I – Les droits reconnus de l’enfant né sous X

Pour examiner la demande, les juges européens reprennent l’article 8 de la Convention,


rappelant que toute personne est titulaire d’un droit à connaître ses origines. Ils observent
notamment que le système français a mis en place un certain nombre de dispositifs pour cela,
et que la requérante a pu avoir accès à quelques informations non identifiantes au sujet de sa
famille naturelle. Par ailleurs, on peut noter que la Cour ne retient ici que le droit à la vie
privée, considérant que le fait que la requérante ne remette pas en cause sa filiation adoptive
écarte, de fait, l’angle de la vie familiale. Une telle conception du sentiment d’appartenance à
la famille, réduite à la seule question de la filiation, peut être fortement critiquable. En outre,
la décision rendue donne une plus grande importance au choix opéré par la mère naturelle.

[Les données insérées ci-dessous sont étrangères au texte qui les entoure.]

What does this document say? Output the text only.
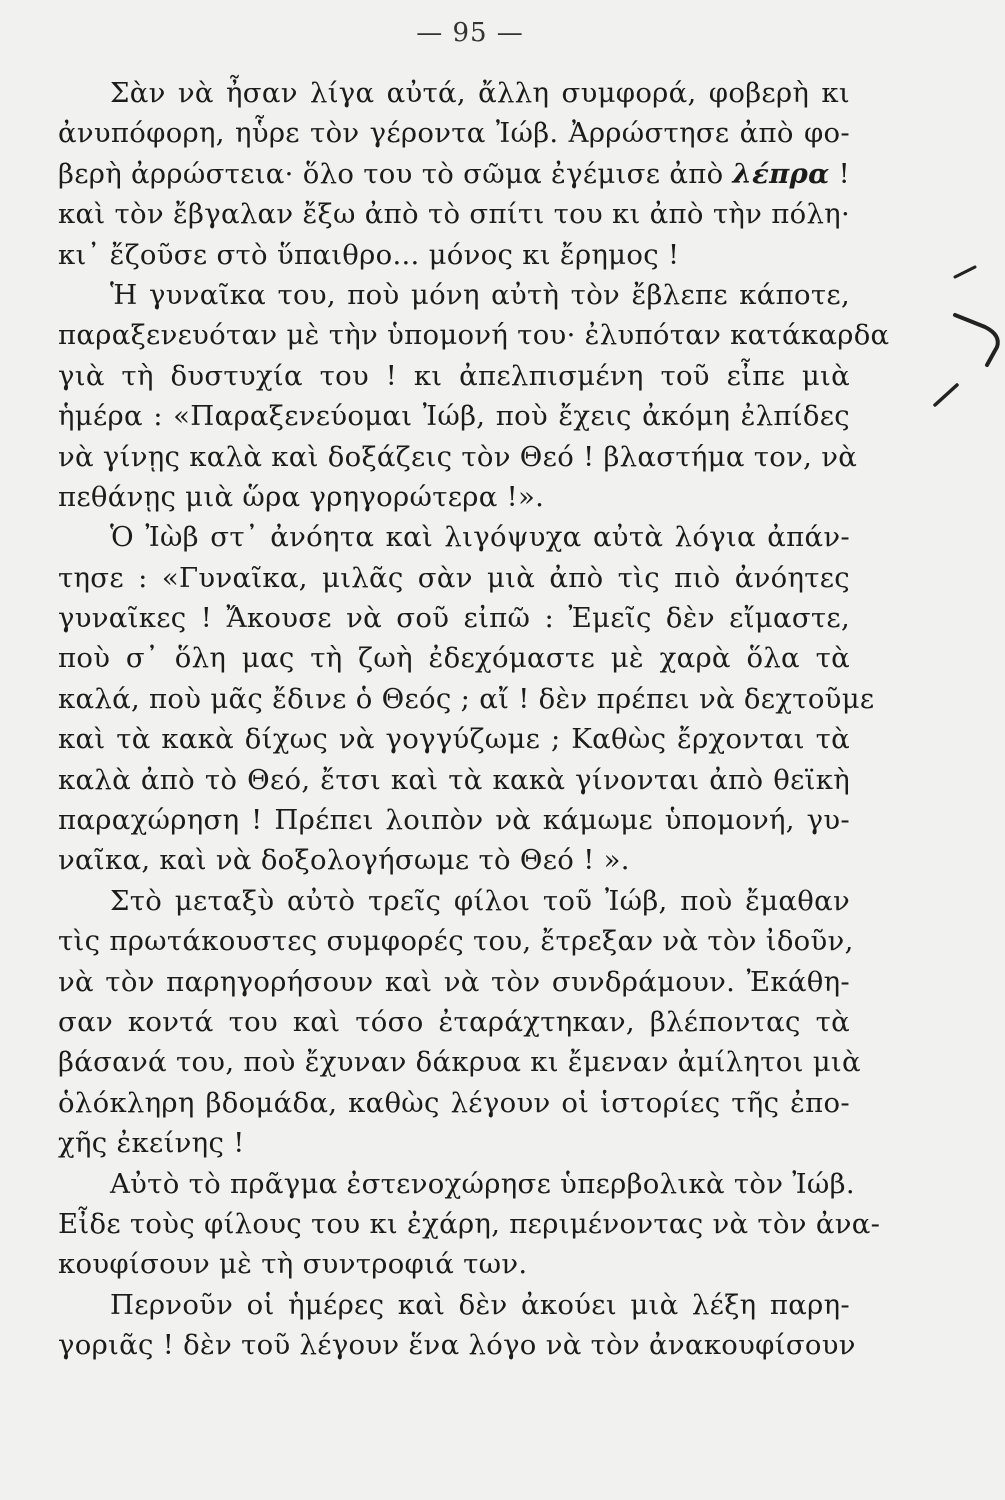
— 95 —
Σὰν νὰ ἦσαν λίγα αὐτά, ἄλλη συμφορά, φοβερὴ κι
ἀνυπόφορη, ηὗρε τὸν γέροντα Ἰώβ. Ἀρρώστησε ἀπὸ φο-
βερὴ ἀρρώστεια· ὅλο του τὸ σῶμα ἐγέμισε ἀπὸ λέπρα !
καὶ τὸν ἔβγαλαν ἔξω ἀπὸ τὸ σπίτι του κι ἀπὸ τὴν πόλη·
κι᾽ ἔζοῦσε στὸ ὕπαιθρο... μόνος κι ἔρημος !
Ἡ γυναῖκα του, ποὺ μόνη αὐτὴ τὸν ἔβλεπε κάποτε,
παραξενευόταν μὲ τὴν ὑπομονή του· ἐλυπόταν κατάκαρδα
γιὰ τὴ δυστυχία του ! κι ἀπελπισμένη τοῦ εἶπε μιὰ
ἡμέρα : «Παραξενεύομαι Ἰώβ, ποὺ ἔχεις ἀκόμη ἐλπίδες
νὰ γίνῃς καλὰ καὶ δοξάζεις τὸν Θεό ! βλαστήμα τον, νὰ
πεθάνῃς μιὰ ὥρα γρηγορώτερα !».
Ὁ Ἰὼβ στ᾽ ἀνόητα καὶ λιγόψυχα αὐτὰ λόγια ἀπάν-
τησε : «Γυναῖκα, μιλᾶς σὰν μιὰ ἀπὸ τὶς πιὸ ἀνόητες
γυναῖκες ! Ἄκουσε νὰ σοῦ εἰπῶ : Ἐμεῖς δὲν εἴμαστε,
ποὺ σ᾽ ὅλη μας τὴ ζωὴ ἐδεχόμαστε μὲ χαρὰ ὅλα τὰ
καλά, ποὺ μᾶς ἔδινε ὁ Θεός ; αἴ ! δὲν πρέπει νὰ δεχτοῦμε
καὶ τὰ κακὰ δίχως νὰ γογγύζωμε ; Καθὼς ἔρχονται τὰ
καλὰ ἀπὸ τὸ Θεό, ἔτσι καὶ τὰ κακὰ γίνονται ἀπὸ θεϊκὴ
παραχώρηση ! Πρέπει λοιπὸν νὰ κάμωμε ὑπομονή, γυ-
ναῖκα, καὶ νὰ δοξολογήσωμε τὸ Θεό ! ».
Στὸ μεταξὺ αὐτὸ τρεῖς φίλοι τοῦ Ἰώβ, ποὺ ἔμαθαν
τὶς πρωτάκουστες συμφορές του, ἔτρεξαν νὰ τὸν ἰδοῦν,
νὰ τὸν παρηγορήσουν καὶ νὰ τὸν συνδράμουν. Ἐκάθη-
σαν κοντά του καὶ τόσο ἐταράχτηκαν, βλέποντας τὰ
βάσανά του, ποὺ ἔχυναν δάκρυα κι ἔμεναν ἀμίλητοι μιὰ
ὁλόκληρη βδομάδα, καθὼς λέγουν οἱ ἱστορίες τῆς ἐπο-
χῆς ἐκείνης !
Αὐτὸ τὸ πρᾶγμα ἐστενοχώρησε ὑπερβολικὰ τὸν Ἰώβ.
Εἶδε τοὺς φίλους του κι ἐχάρη, περιμένοντας νὰ τὸν ἀνα-
κουφίσουν μὲ τὴ συντροφιά των.
Περνοῦν οἱ ἡμέρες καὶ δὲν ἀκούει μιὰ λέξη παρη-
γοριᾶς ! δὲν τοῦ λέγουν ἕνα λόγο νὰ τὸν ἀνακουφίσουν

II – La prévalence du choix de la mère naturelle


Les juges refusent de condamner l’Etat français, puisqu’ils considèrent que la législation en
vigueur permet d’établir un certain équilibre entre les différents intérêts en jeu. Si ceux de la
requérantes sont reconnus, il n’en reste pas moins que ceux de la mère biologique doivent être
pris en compte. En l’espèce, cette dernière ne souhaite pas lever le secret sur la naissance de la
requérante. La communication d’informations reste donc entièrement soumise à sa volonté, en
dépit du droit à connaître ses origines consacré par la Convention. Ce sont donc deux intérêts
inconciliables que la Cour cherche ici à arbitrer. Elle laisse finalement une certaine marge de
manœuvre aux Etats pour organiser cette question et ménager un équilibre entre ces droits
concurrents. À cet égard, on peut évoquer l’arrêt Godelli rendu le 25 septembre 2012, qui
condamne l’Etat italien pour ne pas avoir mis en place de tels mécanismes.